ForwardTacotron and HiFi-GAN support for NVDA Screen reader
Note: This add-on as well as the documentation is still under construction. Your contributions are welcome!
Remember that ForwardTacotron is a speech synthesis model in pytorch that uses a duration predictor to align text and generated mel spectrograms. The model has advantages, such as robustness, speed, pitch and energy manipulation, and efficiency.
So, this plugin is an attempt to implement support for ForwardTacotron in NVDA's open source screen reader via client/server, because the libraries used as torch are not possible to include in NVDA directly.
This is a work in progress and therefore there is still a lot to do.
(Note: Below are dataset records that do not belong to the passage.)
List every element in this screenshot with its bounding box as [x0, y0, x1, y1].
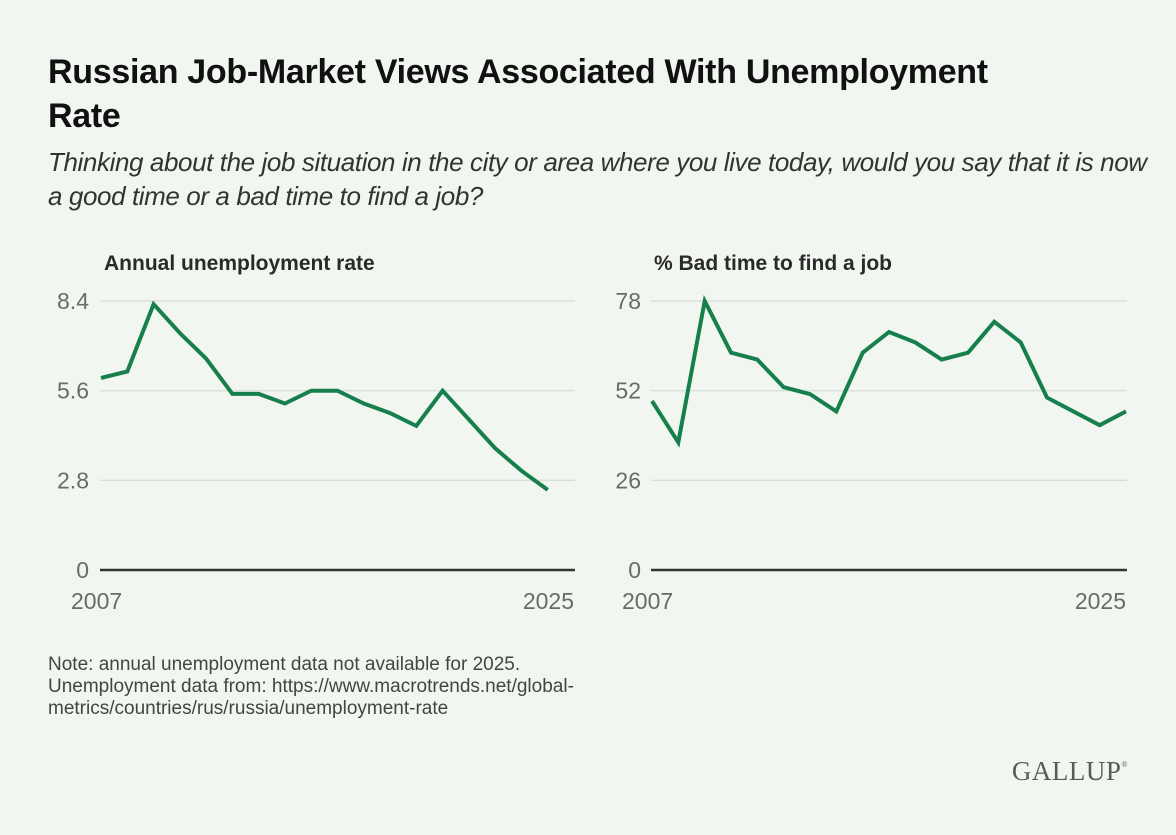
left-data-point-2013	[257, 392, 261, 396]
right-y-tick-label: 0	[628, 557, 641, 583]
right-data-point-2012	[782, 385, 786, 389]
chart-title: Russian Job-Market Views Associated With…	[48, 53, 988, 135]
left-data-point-2018	[388, 411, 392, 415]
footnote-line-1: Note: annual unemployment data not avail…	[48, 654, 521, 675]
right-data-point-2025	[1124, 409, 1128, 413]
right-y-tick-label: 26	[615, 467, 641, 493]
left-y-tick-label: 0	[76, 557, 89, 583]
right-panel-title: % Bad time to find a job	[654, 252, 893, 275]
left-data-point-2024	[546, 488, 550, 492]
right-y-tick-label: 78	[615, 288, 641, 314]
left-data-point-2017	[362, 401, 366, 405]
right-data-point-2014	[834, 409, 838, 413]
left-x-tick-label-start: 2007	[71, 588, 122, 614]
left-data-point-2011	[204, 357, 208, 361]
left-data-point-2020	[441, 389, 445, 393]
left-data-point-2023	[519, 469, 523, 473]
gallup-logo-text: GALLUP	[1011, 756, 1122, 786]
right-data-point-2016	[887, 330, 891, 334]
left-x-tick-label-end: 2025	[523, 588, 574, 614]
chart-subtitle: Thinking about the job situation in the …	[48, 147, 1147, 211]
right-data-point-2020	[992, 320, 996, 324]
left-data-point-2010	[178, 331, 182, 335]
right-data-point-2018	[940, 358, 944, 362]
registered-mark: ®	[1121, 760, 1128, 769]
footnote-line-2: Unemployment data from: https://www.macr…	[48, 676, 574, 719]
right-data-point-2011	[755, 358, 759, 362]
right-data-point-2022	[1045, 396, 1049, 400]
right-data-point-2017	[913, 340, 917, 344]
right-data-point-2021	[1019, 340, 1023, 344]
right-x-tick-label-end: 2025	[1075, 588, 1126, 614]
left-data-point-2021	[467, 417, 471, 421]
right-data-point-2010	[729, 351, 733, 355]
right-data-point-2023	[1071, 409, 1075, 413]
right-y-tick-label: 52	[615, 378, 641, 404]
left-data-point-2009	[152, 302, 156, 306]
right-series-line	[650, 294, 1127, 448]
left-series-line	[100, 300, 549, 492]
footnote: Note: annual unemployment data not avail…	[48, 654, 768, 720]
right-data-point-2024	[1098, 423, 1102, 427]
right-data-point-2015	[861, 351, 865, 355]
left-panel-title: Annual unemployment rate	[104, 252, 375, 275]
left-data-point-2007	[99, 376, 103, 380]
right-data-point-2013	[808, 392, 812, 396]
gallup-logo: GALLUP®	[1012, 756, 1128, 787]
right-data-point-2009	[703, 299, 707, 303]
right-data-point-2008	[676, 440, 680, 444]
left-data-point-2016	[336, 389, 340, 393]
left-y-tick-label: 8.4	[57, 288, 89, 314]
left-data-point-2022	[493, 446, 497, 450]
left-data-point-2015	[309, 389, 313, 393]
left-y-tick-label: 5.6	[57, 378, 89, 404]
right-data-point-2019	[966, 351, 970, 355]
left-data-point-2008	[125, 369, 129, 373]
left-data-point-2012	[230, 392, 234, 396]
left-y-tick-label: 2.8	[57, 467, 89, 493]
right-data-point-2007	[650, 399, 654, 403]
left-data-point-2014	[283, 401, 287, 405]
right-x-tick-label-start: 2007	[622, 588, 673, 614]
left-data-point-2019	[414, 424, 418, 428]
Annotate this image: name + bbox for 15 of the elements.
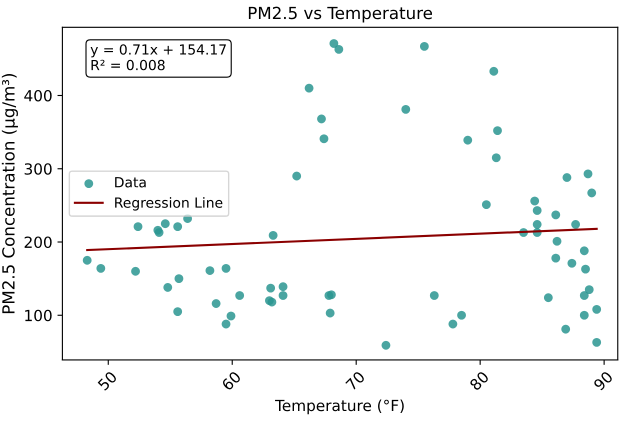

In the meantime, you can listen to the progress that has been made so far.
Language | Voice | Sample |
---|---|---|
English | LJSpeech (with griffinLim vocoder) | |
English | LJSpeech (with HiFi-GAN vocoder) | |
Spanish | Ald Dataset (with HiFi-GAN vocoder) | |
Spanish | Odal (with HiFi-GAN vocoder, universal model) |
- A way to compile and integrate the server to the add-on.
- When this happens, allow the server to open when the synth is loaded. Once the server loads, we can call check to make the speech synthesizer ready for use.
- Two versions could be made for the add-on, with CPU support and one with GPU support, since apparently the synthesis is generated in real time on a GPU. In the meantime, we may notice slowdowns in the CPU.
- Voice and energy change support in synth ring options.
- At the moment the add-on uses httplib2 to communicate with the server, but I could look for other methods and if necessary rewrite a part of the server.
- Add support for loading different voices that could be detected within a "voice_models" folder.
- With this, a support for downloading trained models could be added. We have a ljspeech model in English, another in German and two in Spanish.
- For newer multi-speaker models, it can read the settings to check, and if so, it can choose the voice from the synth ring options with first consult the speaker names on the model.